Autologous CAR-T cell therapy has revolutionized the way some cancers are treated, offering hope to patients with no other options. This innovative treatment involves removing a patient's T cells, genetically modifying them to target cancer cells, and then reinfusing them back into the patient's body. The results of autologous cell therapies have been remarkable, but has come with long turnaround times, limited availability of cell products and high costs.
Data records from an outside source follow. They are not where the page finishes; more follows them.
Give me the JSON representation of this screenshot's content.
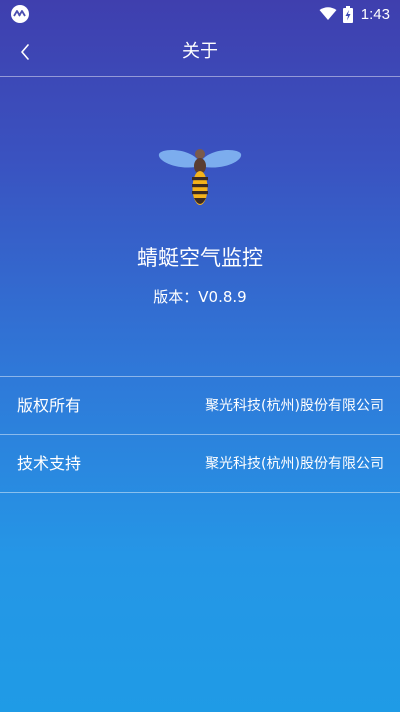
{
  "status_bar": {
    "time": "1:43",
    "icons": [
      "app-notification-icon",
      "wifi-icon",
      "battery-charging-icon"
    ]
  },
  "header": {
    "title": "关于",
    "back_icon": "chevron-left-icon"
  },
  "app": {
    "logo_icon": "dragonfly-icon",
    "name": "蜻蜓空气监控",
    "version": "版本：V0.8.9"
  },
  "info": {
    "rows": [
      {
        "label": "版权所有",
        "value": "聚光科技(杭州)股份有限公司"
      },
      {
        "label": "技术支持",
        "value": "聚光科技(杭州)股份有限公司"
      }
    ]
  },
  "colors": {
    "gradient_top": "#3f3fae",
    "gradient_bottom": "#1f9be6",
    "text": "#ffffff",
    "wing": "#7fb2f0",
    "body_yellow": "#f5b21b",
    "body_dark": "#3b2a22"
  }
}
An alternative method of leveraging the same therapeutic concepts is possible - allogeneic CAR-T therapy. This approach involves using a single pool of T cells from the same donor that can be expanded, modified and then used for multiple patients, eliminating the need for individual cell collections. This greatly increases the affordability of CAR-T therapy and make them readily available to many more patients.
One major concern for allogeneic cell therapies is the risk of immunological reaction, where the therapeutic cells attack the host with life-threatening consequences. However, modern genetic engineering technology can help modify these cells to avoid undesired immune reactions.
An exciting advance for the field of allogeneic cell therapy, the FDA recently approved the initiation of a clinical trial to study an allogeneic CAR-T cell therapy to treat patients with B-cell malignancies sponsored by Sana Biotechnology. At Cellistic, we’re excited to see this milestone for our field and look forward to updates as the trial progresses.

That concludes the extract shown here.